Organisers: Professor Wolfram Kaiser (University of Portsmouth) and Dr Richard McMahon (University College London) in cooperation with the Käte Hamburger Kolleg/Centre for Global Cooperation Research (University of Duisburg-Essen)
At a time when transnational and international cooperation increasingly faces aggressive criticism and outright opposition, this conference will explore the particular case of counter-narratives to European integration. From Brazil to the Philippines and the US to Hungary, political polarisation and international tensions are growing. Intellectuals and organised social and political groups are using ‘communitarian’ narratives to produce a churn of new or reinvigorated and refined anti-cosmopolitan narratives. Whether motivated ideologically by right-wing ethnocentric nationalism or left-wing rejection of economic globalisation, they seek a partisan advantage in domestic and transnational politics, and try to reshape international relations in a more intergovernmental and autarkic manner. Democratically elected political leaders have strongly promoted and sought to legitimise such narratives, from US President Donald Trump’s nationalistic rhetoric and rejection of international treaties to Hungarian Prime Minister Victor Orban’s advocacy of ‘illiberal democracy’ as a challenge to the European Union’s normative order.
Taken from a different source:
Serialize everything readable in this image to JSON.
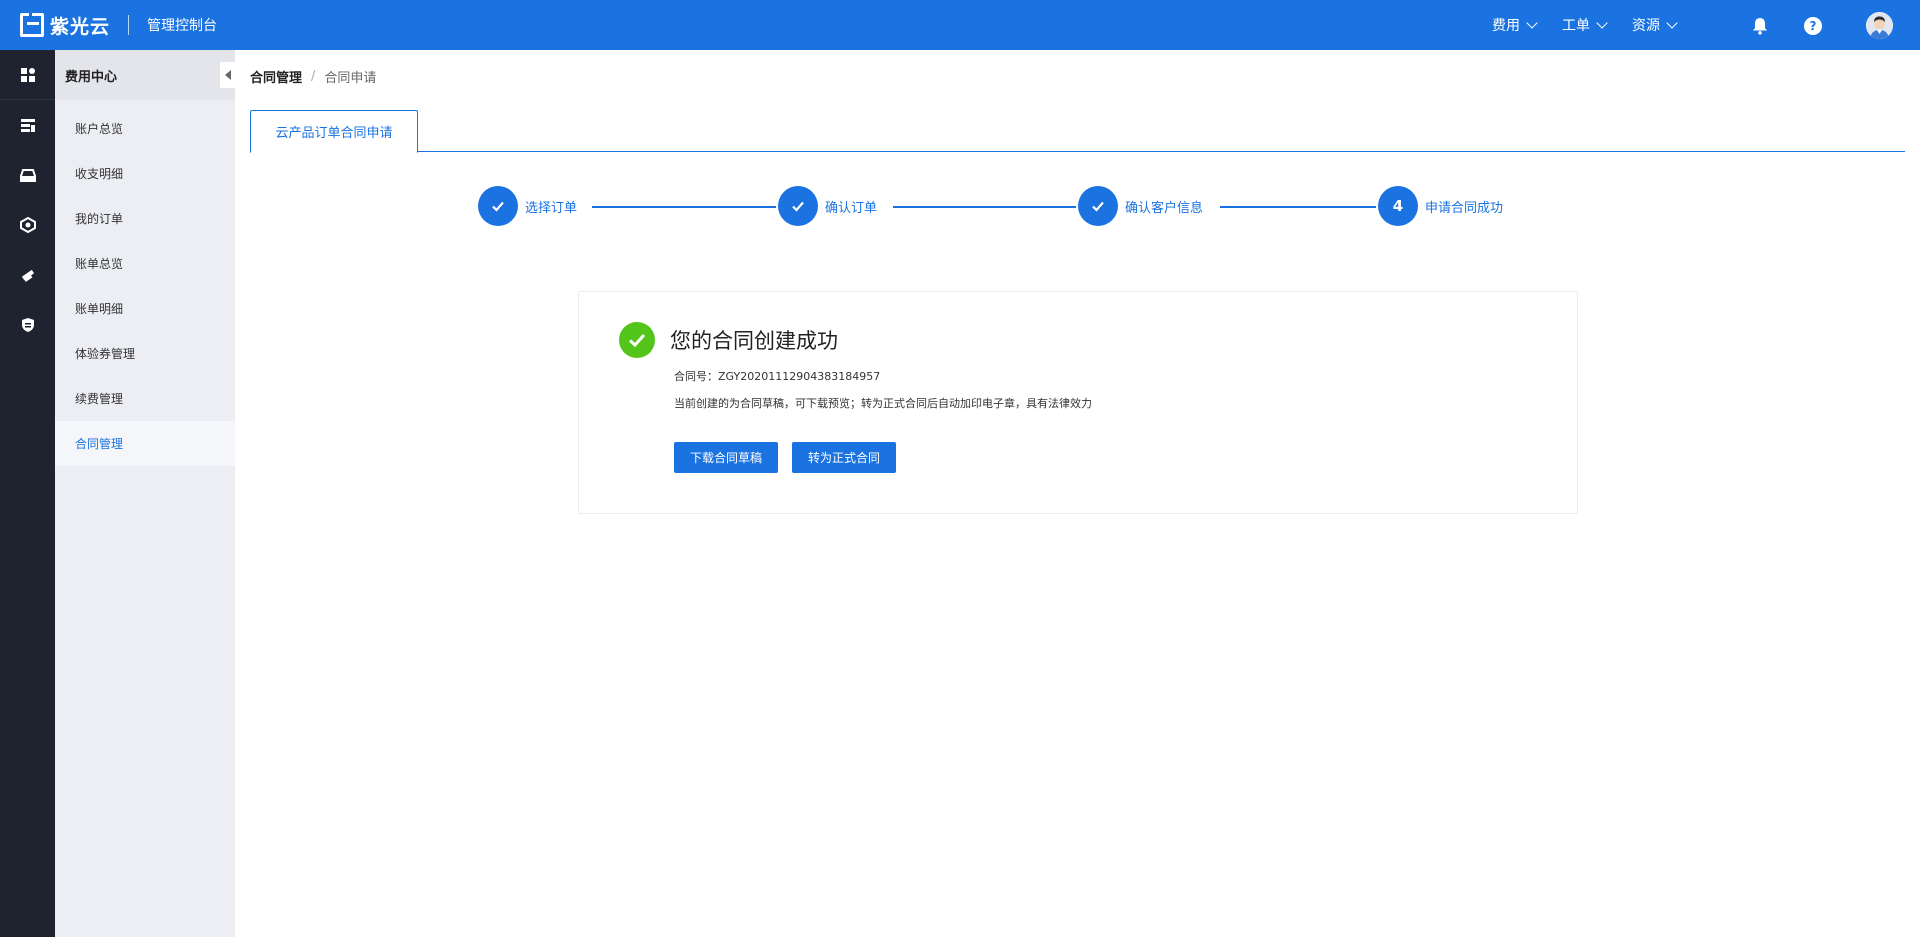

As the world’s most intensive experiment in regional integration, European union (as something that can be more than and different from the European Union as an organization) is a lightning rod and key test for the rising opponents of regional cooperation and globalism. Multiple referendum defeats for European integration, from the 1992 Danish rejection of the Maastricht Treaty to the 2016 Brexit vote, reflect the demise of the public’s earlier ‘permissive consensus’ about integration. The economic crisis since 2008 and the refugee crisis of 2015 have dramatically ramped up political contestation of European union. Populist groups and political parties no longer just criticise particular aspects of European union, such as monetary union, but often challenge the desirability of any organised form of cooperation. Brexit represents the triumph of this project in the UK.
The conference will focus on the narratives, their historical lineage since 1945, cultural conditionality, semantic forms and political objectives, but equally on the individual and collective actors behind them. We are interested in narrative entrepreneurs and counter-narratives to European union within Europe, whether nationally or transnationally drafted, developed and organised and whether they reject the EU as it stands, or any form of regional organisation in Europe. However, we are also interested in counter-narratives to European union from outside the EU, whether from neighbours such as President Putin and his Russian ‘trolls’ or from non-Europeans such as Trump.
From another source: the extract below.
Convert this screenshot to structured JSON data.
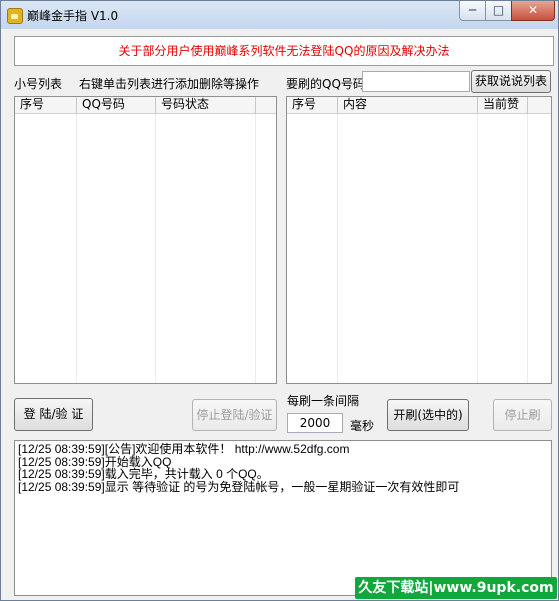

We expect all papers to be based on original research. Moreover, all papers need to address, in a structured manner, both the actors who produce narratives and the narratives themselves, both to strengthen comparative perspectives and to facilitate a possible later collective publication in the form of an edited book or special issue.
Interested researchers should submit their paper proposal in one Word document with two elements:
- an abstract of your paper of no more than 300 words with information on its focus, key arguments and research basis
- a short biographical abstract with information on you, your institutional affiliation and relevant ongoing research projects and/or publications.
Please submit proposals to both organisers, Wolfram Kaiser (Wolfram.Kaiser@online.de) and Richard McMahon (firstname.lastname@example.org) no later than 5 January 2019. The successful applicants will be notified no later than 20 January 2019.
We can ordinarily cover travel costs up to a maximum of 300 Euros and accommodation in Duisburg for one night (13-14 May 2019) as well as subsistence during the conference.